Udaje się i sunę tyłem z dużą
prędkością w powietrzu. Od razu wiem co chcę robić, więc wyrażam swoją
intencję przeprowadzenia duszy, która tego potrzebuje. Mój lot jeszcze
bardziej zwiększa prędkość i zostaje przekierowany do miejsca
docelowego. Dolatuję nad kościół i na placu widzę małego chłopca, który
jest jakby po części człowiekiem a po części rośliną z "aparatem
zębowym". Księża stoją wokół niego, jest dużo kwiatów. Myślę sobie, że
jemu też jest potrzebna pomoc i jestem ciekawa czy oni mu jej udzielą.
W
końcu dofruwam do jakieś dziewczyny, która siedzi na podłodze na placu.
Witam się z nią, a ona ze mną i mówi, że jest ratownikiem medycznym i
pyta mnie czy ja także.
Mówię, że kimś w tym rodzaju, choć nie do końca.
Idę z nią na spacer, opowiada, że jej mama zmarła gdy miała 5 lat.
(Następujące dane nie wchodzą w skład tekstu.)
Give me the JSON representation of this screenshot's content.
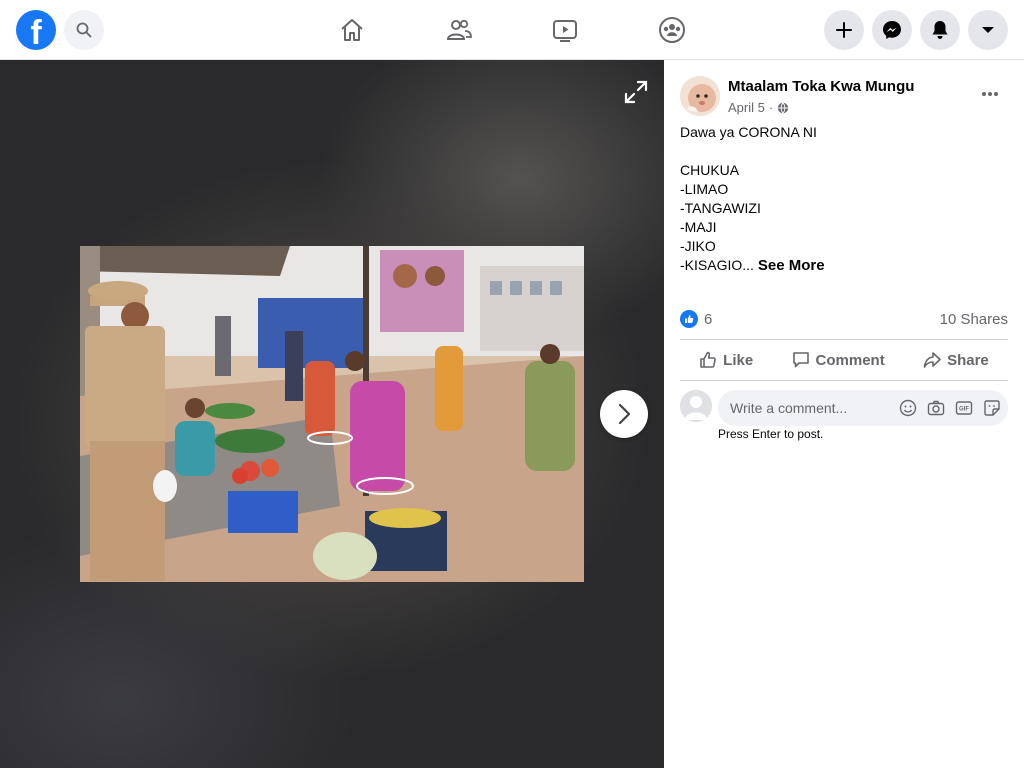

Jest
mi przykro i pocieszam ją. Rozmawiamy jeszcze o czymś przez moment aż w
końcu mówię jej, że powinna iść w stronę światła, żeby poszła ze mną to
ją zaprowadzę. Ona nie komentuje tego, idziemy w milczeniu. W pewnym
momencie jej dusza zaczyna wznosić się do góry i wzbija się coraz wyżej i
wyżej na gwieździstym niebie aż w końcu znika. Czuję, że została
zabrana do odpowiedniego dla niej miejsca. Jestem szczęśliwa.
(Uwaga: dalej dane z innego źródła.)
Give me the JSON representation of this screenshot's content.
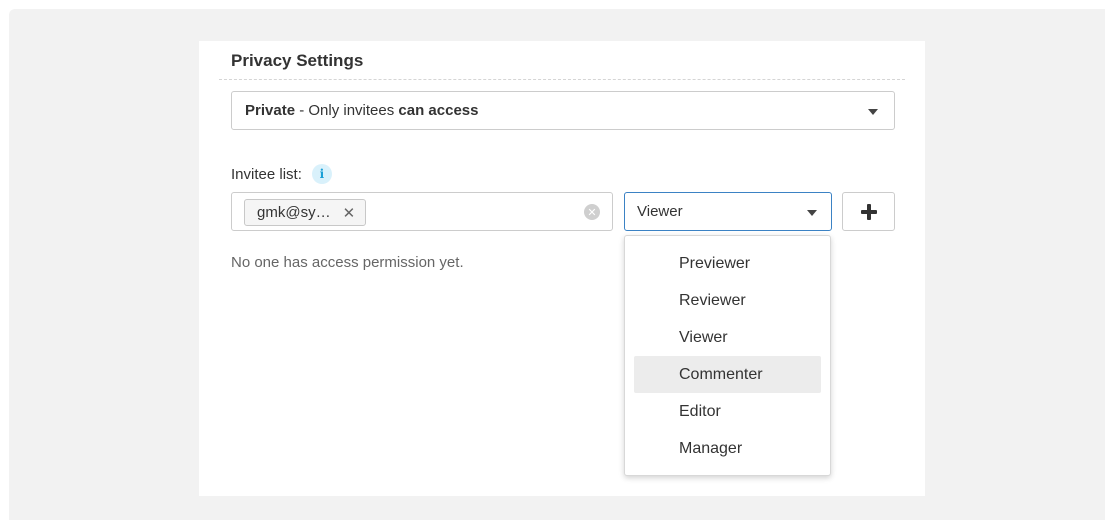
{
  "privacy": {
    "title": "Privacy Settings",
    "select_bold_prefix": "Private",
    "select_middle": " - Only invitees ",
    "select_bold_suffix": "can access"
  },
  "invitees": {
    "label": "Invitee list:",
    "info_icon": "info-icon",
    "chip_text": "gmk@sy…",
    "chip_remove": "✕",
    "empty_message": "No one has access permission yet."
  },
  "role_select": {
    "selected": "Viewer",
    "options": [
      "Previewer",
      "Reviewer",
      "Viewer",
      "Commenter",
      "Editor",
      "Manager"
    ],
    "hovered": "Commenter"
  },
  "colors": {
    "focus_border": "#3b82c4",
    "info_accent": "#1a9fd6",
    "hover_bg": "#ececec"
  }
}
Ponieważ nie kończy to mojej podróży proszę o kolejną duszę do przeprowadzenia.
Spotykam
kolejną dziewczynę na swojej drodze. Okazuje się, że ona zajmuje się
śnieniem.
Opowiada mi, że ostatnio dostała od kogoś prezent, taką
kurtkę, którą owijała sobie swój pamiętnik i potem okazało się, że
kurtka nie była tym czym się wydawała być i zczytała każdą stronę z jej
pamiętnika i teraz zna jej myśli i jej historię. Myślę sobie, że to był
bardzo podstępny prezent. Mówię jej, że pomagam przeprowadzać dusze i że
prowadzę bloga o śnieniu. Ona chce żebym dała jej adres do niego,
mówię, że jasne i nagle się zawieszam, tak jakby wszystko zostało
spauzowane i wyrzuca mnie z powrotem do ciała.